The first thing that catches me when I watch the film In A Straight Line is that Stacie B. London’s nail polish isn’t scratched or chipped. The film opens with her wrenching on a 1967 Harley Davidson Aermacchi, and those red-hot nails—like fast cars and stilettos—are flawless. This, however, is no indication that the vintage car racer is faking it. As she tells viewers: “I need to work on my bike; I don’t have anybody else to work on it.”
Stacie goes on to explain the sizing of pistons and other inner workings and maintenance I’ve always wanted to know about my own bike but shamefully don’t.
Stacie’s beloved bike, in contrast to her nails, does have scratches, dings, and chips—a patina that speaks of a lifetime spent chasing speed records. The film winds a heartwarming story around Stacie’s notable attempt at a land-speed record on the Bonneville Salt Flats in Utah.
It’s hard to choose who to love more while watching In A Straight Line: the bike or Stacie herself? Both are personable, hearty characters. Both strive to take care of the other. As the 28-minute movie continues, I wonder who Stacie loves more: her Harley, nicknamed the Triple Nickle, or the cute little black dog, who gets a lot of screen time.
Then there’s the admirable Ralph Hudson. At 69 years old, Ralph still held the FIM World Record as the fastest person to ride a non-streamliner motorcycle, clocking 297 mph. His presence at the beginning of the film is subtle, but as the two work together in his garage, the quietness between them shows the trust of a long, respected friendship.
Stacie started going to land-speed events with Ralph in 2012. It was Ralph who mentored her as a racer, helping her repair and maintain her bike, along with fostering other disciplines a competitive rider needs to learn. Stacie credits Ralph for one of her most important lessons: learning how to deal with defeat.
“Racing is all about disappointment,” she says. “Once you realize [that], it sort of removes disappointment as a thing; of something to be sad about, or something to give energy to, or something even to waste your time on.”
The screen switches to the Bonneville Flats. We’re about to see Stacie race. She shows some anticipation and nervousness, but only if you really look hard. Otherwise, she’s pretty flippin’ cool for someone who’s positioning to break more than just speed barriers.
“The record is really important to me because it’s a sign of achievement that you’ve done something really well. Being part of an event that’s 70 years old, being a woman that has built my own machinery—yeah, it’s a really big deal.”
On the first day, Stacie qualifies for a record with her speed of 87.668 mph on the Triple Nickle. The small-displacement Aermacchi—produced after World War II to fill the need for cheap, efficient transportation—was only designed to go 60-65 mph.
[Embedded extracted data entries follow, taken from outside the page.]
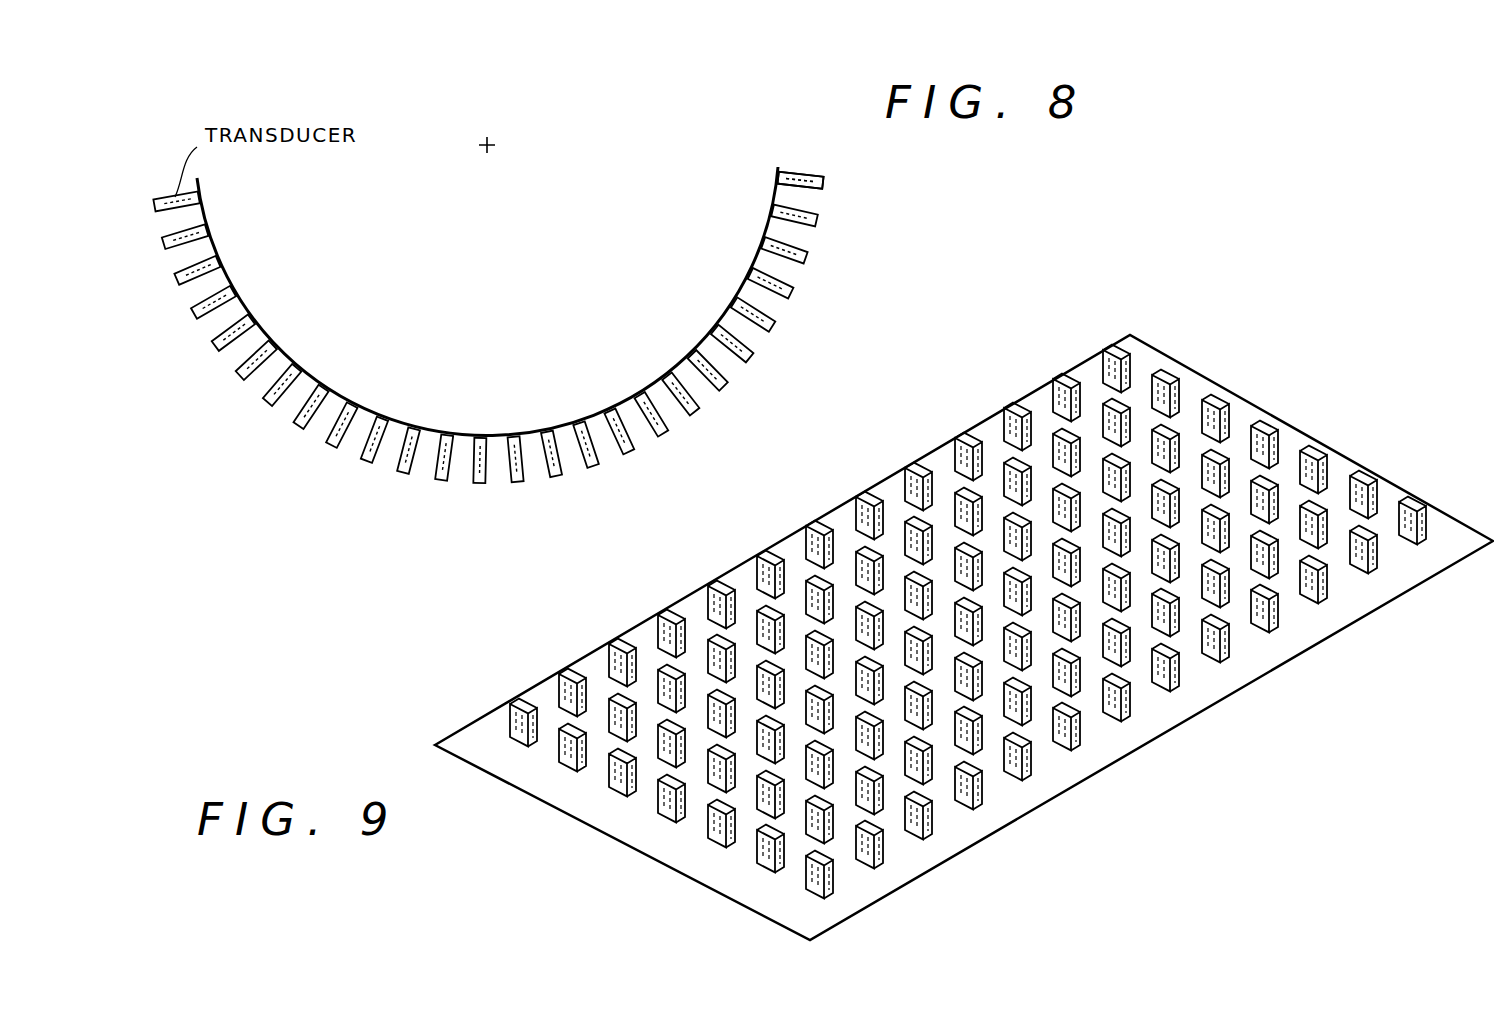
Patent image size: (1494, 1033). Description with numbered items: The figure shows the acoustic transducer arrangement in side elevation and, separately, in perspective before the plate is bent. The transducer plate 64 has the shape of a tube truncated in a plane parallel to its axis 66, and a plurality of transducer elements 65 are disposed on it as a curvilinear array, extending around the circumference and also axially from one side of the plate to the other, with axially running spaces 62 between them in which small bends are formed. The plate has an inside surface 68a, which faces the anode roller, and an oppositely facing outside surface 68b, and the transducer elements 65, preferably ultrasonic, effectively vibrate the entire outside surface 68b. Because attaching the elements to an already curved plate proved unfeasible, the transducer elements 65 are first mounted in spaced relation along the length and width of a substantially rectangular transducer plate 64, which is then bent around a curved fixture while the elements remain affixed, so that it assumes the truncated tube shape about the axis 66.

In FIG. 8, the axially running spaces 62 is at (248, 318).
In FIG. 8, the transducer plate 64 is at (205, 211).
In FIG. 9, the transducer plate 64 is at (1180, 727).
In FIG. 8, the transducer elements 65 is at (297, 424).
In FIG. 9, the transducer elements 65 is at (660, 803).
In FIG. 8, the axis 66 is at (493, 143).
In FIG. 8, the inside surface 68a is at (780, 183).
In FIG. 8, the outside surface 68b is at (790, 196).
Through working on the bike, Stacie was able to take her Harley to Bonneville and reach much higher speeds.
On race day, the Triple Nickle doesn’t start. The run needs to be made early when it’s cooler because the bike will run better. Finally, it comes to life. Stacie doesn’t have time to look deeper into the feeling she has that something’s not right. She takes off. A camera mounted to her bike makes me suck air through my teeth when Stacie goes into a terrifying speed-wobble. I worry I’m about to see her crash.
There will be no spoiler alert. You’ll have to watch the film to find out what’s next, but I will say there’s a sad bit at the end.
One of my favorite parts of the film is when Stacie’s friend says he’s envious of her; that he has to go to work but she’s “off going racing. It’s something we all want to do as boys to men. We all want to get on a bike or a car and race. She’s out there doing it.”
Respect and admiration increase the longer I watch Stacie’s confidence and comfort-in-her-own-skin kind of vibe throughout the film. But of all the inspiration I find watching In A Straight Line, the most poignant message I’m left with circles back to her words at the beginning:
“Once you accept that it’s going to be all about disappointment, then the disappointments are easier to deal with.”
I know she’s talking about racing, but I’d bet money Stacie B. London handles letdowns and successes alike with the grace and humility that comes through in In A Straight Line.